Is the conventional linear factor model comprised of a few presumably independent predictors the best, or even a good, way to model differences in returns across assets? In the December 2019 update of their paper entitled “The Cross-Section of Returns: A Non-Parametric Approach”, Enoch Cheng and Clemens Struck compare predictive powers of conventional linear models and less presumptive tree-based methods. The latter accommodate multivariate interactions and non-linearities across all predictors. They consider two linear and two tree-based methods with parameter settings commonly used in other studies:
1a. Logit – a linear regression model including all factors.
1b. LASSO – a linear regression model with a shrinkage term that sets betas to zero for (discards) predictors that do not add information, and thereby acts as a variable selection tool.
2a. Bagged regression trees – bootstrapping to create different samples from the original data, growing an individual tree on each and combining predictions of individual trees by a simple majority vote.
2b. Boosted regression trees – a modification to bagging whereby bagging and growing trees takes place sequentially with bootstrapping subsequently adjusted to improve prediction accuracy for the forest with each new tree.
Specifically, they measure relationships between 59 predictor variables and next-month (4-week) return for a universe of 28 liquid commodity futures series. This asset universe has low trading costs and avoids survivorship bias. They use nearest, second and third month contracts, the latter two only to construct signals and the first for trading. They generally roll contracts 10 days before the last trade date. The 59 predictors include time series (intrinsic or absolute) momentum variants, moving average variants, volatility variants, value metrics, miscellaneous variables, dummies for calendar months and dummies for each of the 28 commodity contract series. They consider long-short portfolios based on top half-bottom half, top five-bottom five and top three-bottom three assets in terms of expected returns. Their break point for in-sample and out-of-sample testing is the end of 2013. Using monthly data for the 28 commodity contract series and the 59 predictors during January 1987 through October 2019, they find that:
- Compared to linear factor models, tree-based methods boost in-sample and out-of-sample powers to predict next-month gross return variation.
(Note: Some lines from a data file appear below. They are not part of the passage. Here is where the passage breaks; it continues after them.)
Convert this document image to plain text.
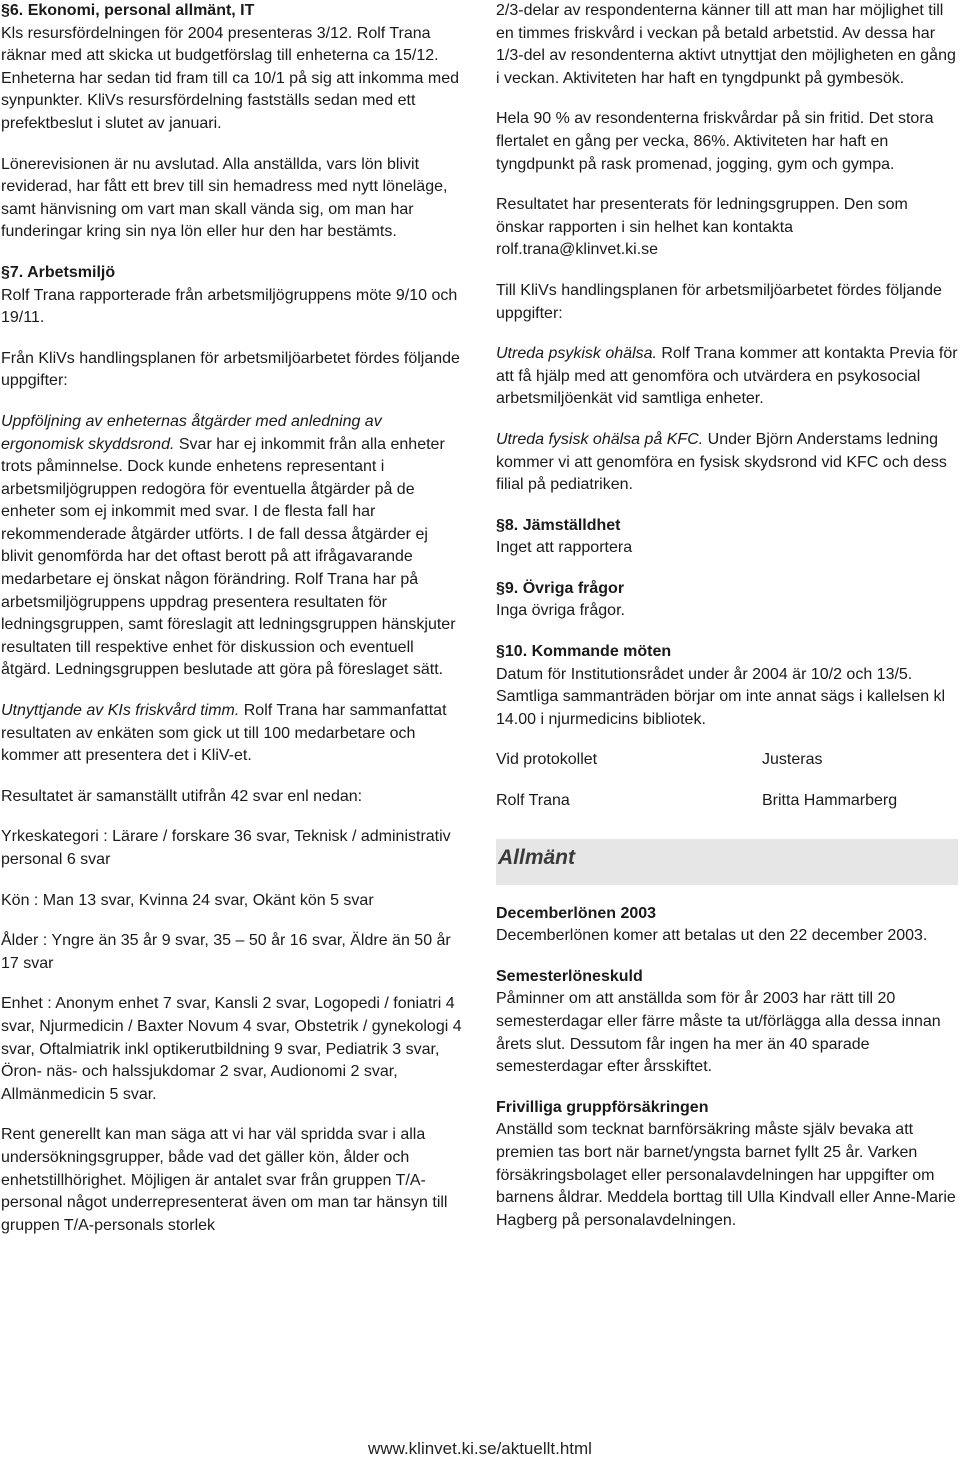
§6. Ekonomi, personal allmänt, IT

Kls resursfördelningen för 2004 presenteras 3/12. Rolf Trana räknar med att skicka ut budgetförslag till enheterna ca 15/12. Enheterna har sedan tid fram till ca 10/1 på sig att inkomma med synpunkter. KliVs resursfördelning fastställs sedan med ett prefektbeslut i slutet av januari.

Lönerevisionen är nu avslutad. Alla anställda, vars lön blivit reviderad, har fått ett brev till sin hemadress med nytt löneläge, samt hänvisning om vart man skall vända sig, om man har funderingar kring sin nya lön eller hur den har bestämts.

§7. Arbetsmiljö

Rolf Trana rapporterade från arbetsmiljögruppens möte 9/10 och 19/11.

Från KliVs handlingsplanen för arbetsmiljöarbetet fördes följande uppgifter:

Uppföljning av enheternas åtgärder med anledning av ergonomisk skyddsrond. Svar har ej inkommit från alla enheter trots påminnelse. Dock kunde enhetens representant i arbetsmiljögruppen redogöra för eventuella åtgärder på de enheter som ej inkommit med svar. I de flesta fall har rekommenderade åtgärder utförts. I de fall dessa åtgärder ej blivit genomförda har det oftast berott på att ifrågavarande medarbetare ej önskat någon förändring. Rolf Trana har på arbetsmiljögruppens uppdrag presentera resultaten för ledningsgruppen, samt föreslagit att ledningsgruppen hänskjuter resultaten till respektive enhet för diskussion och eventuell åtgärd. Ledningsgruppen beslutade att göra på föreslaget sätt.

Utnyttjande av KIs friskvård timm. Rolf Trana har sammanfattat resultaten av enkäten som gick ut till 100 medarbetare och kommer att presentera det i KliV-et.

Resultatet är samanställt utifrån 42 svar enl nedan:

Yrkeskategori : Lärare / forskare 36 svar, Teknisk / administrativ personal 6 svar

Kön : Man 13 svar, Kvinna 24 svar, Okänt kön 5 svar

Ålder : Yngre än 35 år 9 svar, 35 – 50 år 16 svar, Äldre än 50 år 17 svar

Enhet : Anonym enhet 7 svar, Kansli 2 svar, Logopedi / foniatri 4 svar, Njurmedicin / Baxter Novum 4 svar, Obstetrik / gynekologi 4 svar, Oftalmiatrik inkl optikerutbildning 9 svar, Pediatrik 3 svar, Öron- näs- och halssjukdomar 2 svar, Audionomi 2 svar, Allmänmedicin 5 svar.

Rent generellt kan man säga att vi har väl spridda svar i alla undersökningsgrupper, både vad det gäller kön, ålder och enhetstillhörighet. Möjligen är antalet svar från gruppen T/A-personal något underrepresenterat även om man tar hänsyn till gruppen T/A-personals storlek

2/3-delar av respondenterna känner till att man har möjlighet till en timmes friskvård i veckan på betald arbetstid. Av dessa har 1/3-del av resondenterna aktivt utnyttjat den möjligheten en gång i veckan. Aktiviteten har haft en tyngdpunkt på gymbesök.

Hela 90 % av resondenterna friskvårdar på sin fritid. Det stora flertalet en gång per vecka, 86%. Aktiviteten har haft en tyngdpunkt på rask promenad, jogging, gym och gympa.

Resultatet har presenterats för ledningsgruppen. Den som önskar rapporten i sin helhet kan kontakta rolf.trana@klinvet.ki.se

Till KliVs handlingsplanen för arbetsmiljöarbetet fördes följande uppgifter:

Utreda psykisk ohälsa. Rolf Trana kommer att kontakta Previa för att få hjälp med att genomföra och utvärdera en psykosocial arbetsmiljöenkät vid samtliga enheter.

Utreda fysisk ohälsa på KFC. Under Björn Anderstams ledning kommer vi att genomföra en fysisk skydsrond vid KFC och dess filial på pediatriken.

§8. Jämställdhet

Inget att rapportera

§9. Övriga frågor

Inga övriga frågor.

§10. Kommande möten

Datum för Institutionsrådet under år 2004 är 10/2 och 13/5. Samtliga sammanträden börjar om inte annat sägs i kallelsen kl 14.00 i njurmedicins bibliotek.

Vid protokollet	Justeras

Rolf Trana	Britta Hammarberg

Allmänt

Decemberlönen 2003

Decemberlönen komer att betalas ut den 22 december 2003.

Semesterlöneskuld

Påminner om att anställda som för år 2003 har rätt till 20 semesterdagar eller färre måste ta ut/förlägga alla dessa innan årets slut. Dessutom får ingen ha mer än 40 sparade semesterdagar efter årsskiftet.

Frivilliga gruppförsäkringen

Anställd som tecknat barnförsäkring måste själv bevaka att premien tas bort när barnet/yngsta barnet fyllt 25 år. Varken försäkringsbolaget eller personalavdelningen har uppgifter om barnens åldrar. Meddela borttag till Ulla Kindvall eller Anne-Marie Hagberg på personalavdelningen.

www.klinvet.ki.se/aktuellt.html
For example, the boost from Logit versus bagged trees for top three-bottom three portfolios is 0.58% to 56.2% in-sample and 0.33% to 3.74% out-of-sample.
- Findings are qualitatively robust to: changing portfolio rebalancing frequency and forecast horizon from four weeks to two weeks; changing the number of long and short positions in the portfolio; modifying the bootstrapping approach; changing the futures contract roll rule; adjusting the in-sample/out-of-sample break point; altering the portfolio rebalancing rule; and, normalizing predictors on a zero-to-one scale.
- Conversely, even with tree-based methods, over 96% of out-of-sample return variation remains unpredictable, and it is unlikely that refinements to improve in-sample predictability from 56.2% toward 100% would increase out-of-sample predictability much further.
In summary, evidence indicates that tree-based methods accommodating multivariate interactions and non-linearities in relationships offer considerable improvement over linear factor models for pricing different asset.
Cautions regarding findings include:
- Findings are based on gross, not net, returns. While futures trading may be low-cost, there could be a material difference in costs of rebalancing portfolios of futures portfolios every four weeks between linear and tree-based approaches. The paper does not address differences in portfolio turnover.
- Testing multiple models on the same data introduces data snooping bias, such that the best result overstates predictability.
- Execution of tree-based methods is computationally problematic for much of the sample period. Were such methods readily available, they may have affected historical asset pricing.
- All methods described are beyond the reach of most investors, who would bear fees for delegating to a fund manager.